The course introduces techniques and procedures for analysis of biomedical signals and images like: cardiology signals (electrocardiogram - ECG), neurophysiology signals (electromyogram - EMG, electroencephalogram - EEG), medical images (computed tomography – CT images) with the emphasis on problems of biomedical researches. We will recognize how we can automatically, non-invasive and punctually, within 24-hour electrocardiogram signals, detect heart beats, classify them, and detect transient ischaemic disease, which is one of the most terrible heart diseases; and if we do not discover it punctually, it may lead to heart infarct. We will see how we can, using some non-linear signal processing techniques, analyze electromyograms recorded from the abdomen of a pregnant women, early during pregnancy (23 rd week), estimate, or try to predict, danger of pre-term birth. We will recognize techniques of analyzing electroencephalographic signals, which are recorded from the head of a person, with the aim of human-computer interaction, without using classic input devices. We will also recognize techniques of analysis of 3-dimensional tomographic images with the aim of extraction and visualization of anatomic structures of human body organs. The topics cover: representation of international standardized databases of signal samples (MIT/BIH DB, LTST DB, TPEHG DB, EEGMMI DS, BCI DB, CTIMG DB), techniques of feature extraction from signals and images (band-pass filters, morphological algorithms, principal components, Karhunen-Loeve transform, sample entropy, contour extraction), noise extraction, techniques of visualization of diagnostic and morphology feature-vector time series, and anatomic structures, analysis of feature-vector time series, spectral analysis, modelling, event detection, clustering, classifications, as well as metrics, techniques and protocols to evaluate performance and robustness of biomedical computer systems. Coursework consists of three seminars, quiz during lectures, and final exam.

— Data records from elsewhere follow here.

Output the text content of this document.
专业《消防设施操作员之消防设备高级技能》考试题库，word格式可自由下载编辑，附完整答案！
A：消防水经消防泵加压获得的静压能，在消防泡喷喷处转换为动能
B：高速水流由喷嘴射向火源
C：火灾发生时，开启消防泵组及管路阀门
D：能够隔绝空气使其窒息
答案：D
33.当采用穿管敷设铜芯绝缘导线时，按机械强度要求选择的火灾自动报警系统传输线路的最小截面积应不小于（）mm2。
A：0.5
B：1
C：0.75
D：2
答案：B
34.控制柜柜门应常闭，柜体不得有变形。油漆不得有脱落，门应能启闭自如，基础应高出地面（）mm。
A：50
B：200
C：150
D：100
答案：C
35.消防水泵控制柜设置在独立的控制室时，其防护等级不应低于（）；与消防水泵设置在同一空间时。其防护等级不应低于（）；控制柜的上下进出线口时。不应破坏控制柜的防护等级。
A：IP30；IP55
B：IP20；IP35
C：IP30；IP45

The course relies mostly on computer vision, as most biometrics technologies are based on it. Students interested in cutting edge technology, much of which is still in a research stage, are the intended target for the course. The main content (will evolve due to developments in the field):

1.    Biometry basics
2.    Biometrical modalities
3.    Structure of a typical biometric system
4.    Recognition/verification/identification
5.    Metrics
6.    Conditions for correct comparisons of the systems (databases, frameworks)
7.    Performance and usefulness of the systems
8.    Computer vision as the foundation of the biometric systems

9.    Fingerprint
a.    Acquisition
b.    Quality assessment and quality improvement
c.    Processing
d.    Singular points, minutiae, ridges
e.    Matching

10.    Iris
a.    Acquisition
b.    Quality improvement
c.    Processing (segmentation, normalization, coding)
d.    Feature points
e.    Matching

11.    Face
a.    Acquisition
b.    Sub-modalities
c.    Processing
d.    Feature points (appearance/
model/texture-based approach)
e.    Matching

12.    Gait
a.    Acquisition
b.    Influence of dynamics
c.    Processing (appearance/
model-based approach)
d.    Dynamic feature points
e.    Matching

13.    Ear
a.    Acquisition
b.    Processing
c.    Feature points
d.    Matching

14.    Multi-biometric systems / multi-modality / fusions
15.    Key problems of modalities/systems (research challenges)

The lectures introduce the approaches and explain their operation. At tutorial the knowledge is applied to practical problems in Matlab and open source tools.

Student work includes three assignments and a final exam. The deadlines for the three assignments are approximately around beginning to mid of November, beginning to mid of December and beginning to mid of January.